Of 101 middle-income economies in 1960, only 23 had attained high-income status by 2018, a stern reminder of the challenge that awaits India, still a lower-middle-income economy that must graduate to middle-income status by the early part of the next decade, and then go further. There are many reasons countries get ensnared in the middle-income trap — these can be broadly summed up as economies losing their edge in lower-end sectors and not being competitive enough with more prosperous countries in high-tech sectors.
India’s problem is peculiar: We have been unable to leverage our surplus labour to grow in low-end sectors. The IT boom gave us an alternative pathway to growth, but the headroom there is limited. This is damaging as moving up the value chain in manufacturing is built on a foundation of low-tech manufacturing — ecosystems of managers and workers who get things done while ensuring scale and quality, form the backbone of any industrial sector. Even government functionaries who have helped develop simple, low-tech manufacturing at scale will find it easier to graduate to more complex challenges later.
India’s social sector and civil society should view campaigns that paint factories (hubs of low-tech manufacturing) as sweatshops, decrying their work conditions and low wages, in this regard. Forcing employers operating on wafer-thin margins to spend more on employee welfare would not improve the quality of manufacturing jobs as much as it would result in the erasure of such jobs altogether for those with very few options for employment outside of farm work.
Avoiding the middle-income trap requires a market-led economy that lets private enterprise thrive, without the government, or perceptions of factory jobs, getting in the way — Minimum Government, Maximum Governance. The Indian state must continue delivering on this decade-long promise in earnest, which means that reforms to enhance ‘ease of doing business’ must not stall.

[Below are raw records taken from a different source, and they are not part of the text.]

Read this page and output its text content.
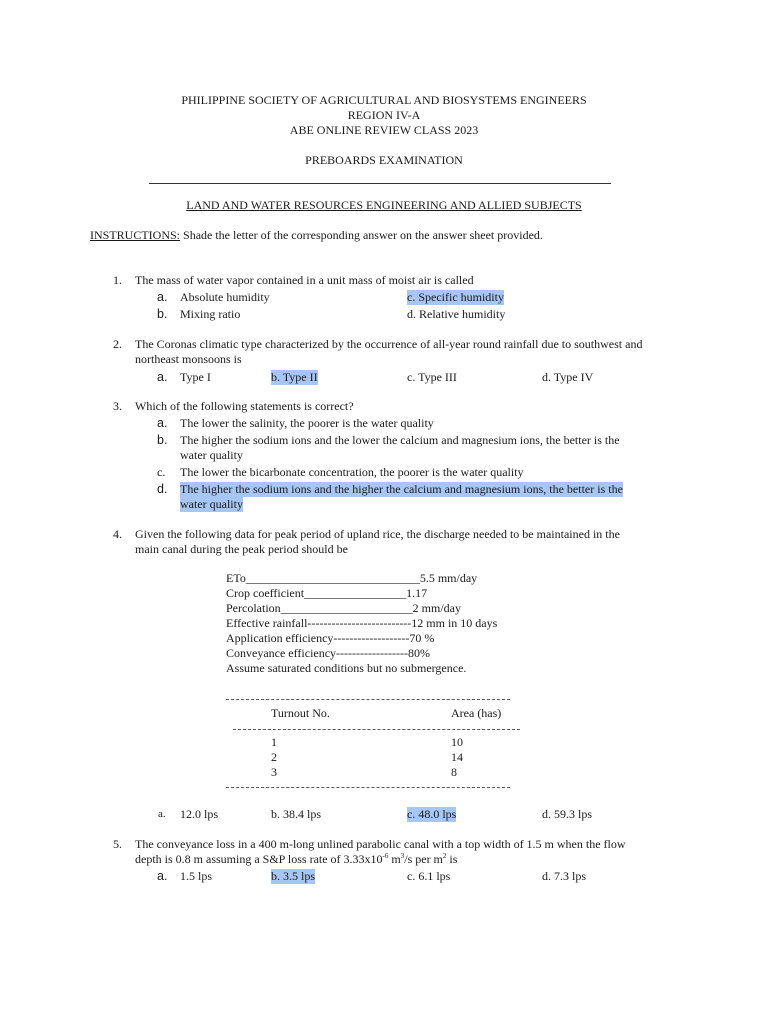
PHILIPPINE SOCIETY OF AGRICULTURAL AND BIOSYSTEMS ENGINEERS
REGION IV-A
ABE ONLINE REVIEW CLASS 2023
PREBOARDS EXAMINATION
LAND AND WATER RESOURCES ENGINEERING AND ALLIED SUBJECTS
INSTRUCTIONS: Shade the letter of the corresponding answer on the answer sheet provided.
1. The mass of water vapor contained in a unit mass of moist air is called
a. Absolute humidity	c. Specific humidity
b. Mixing ratio	d. Relative humidity
2. The Coronas climatic type characterized by the occurrence of all-year round rainfall due to southwest and
northeast monsoons is
a. Type I	b. Type II	c. Type III	d. Type IV
3. Which of the following statements is correct?
a. The lower the salinity, the poorer is the water quality
b. The higher the sodium ions and the lower the calcium and magnesium ions, the better is the
water quality
c. The lower the bicarbonate concentration, the poorer is the water quality
d. The higher the sodium ions and the higher the calcium and magnesium ions, the better is the
water quality
4. Given the following data for peak period of upland rice, the discharge needed to be maintained in the
main canal during the peak period should be
ETo_____________________________5.5 mm/day
Crop coefficient_________________1.17
Percolation______________________2 mm/day
Effective rainfall--------------------------12 mm in 10 days
Application efficiency-------------------70 %
Conveyance efficiency------------------80%
Assume saturated conditions but no submergence.
Turnout No.	Area (has)
1	10
2	14
3	8
a. 12.0 lps	b. 38.4 lps	c. 48.0 lps	d. 59.3 lps
5. The conveyance loss in a 400 m-long unlined parabolic canal with a top width of 1.5 m when the flow
depth is 0.8 m assuming a S&P loss rate of $3.33x10^{-6}$ $m^3/s$ per $m^2$ is
a. 1.5 lps	b. 3.5 lps	c. 6.1 lps	d. 7.3 lps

A cluster-led industrial model
The government must also double down on its impressive achievements in revamping India’s hitherto creaky infrastructure by building industrial clusters that are on a par with those in China and Vietnam, replete with plug-and-play infrastructure and ancillary ecosystems, for education, health care and entertainment, which would attract both employers and workers. Today, Indian States face cost disabilities for power, logistics and financing, coupled with low labour productivity when compared to countries such as Bangladesh, China and Vietnam, and a compliance burden that deters new players from entering and the existing ones from expanding. Several countries have faced similar challenges; hence, a cluster-led model of industrial development, whereby stringent regulations are relaxed in designated areas, helps create a favourable environment for manufacturing.
Time is of the essence; the government must leverage the strengths of the private sector and its own penchant for reforms to focus on low-skilled manufacturing that can employ multitudes of people in sectors such as electronics assembly and apparel, as the opportunity that needs to be made more lucrative for scores of Indians. Inter-State migration and urbanisation would be important proxies here, as would FLFPR and a decline in agriculture’s share of total employment, to assess whether we are on the right path to becoming a $30-trillion economy by 2047.
There is a phrase often repeated in policy circles about India — “It’s a country with mouth-watering opportunities and eyewatering challenges.” We think the challenges here are the most exciting opportunities. The reward for breaking down these barriers to growth would be an unfettered path to prosperity till we fulfil our tryst with destiny. It is time to be as forward-thinking and ambitious as befits a Vishwaguru.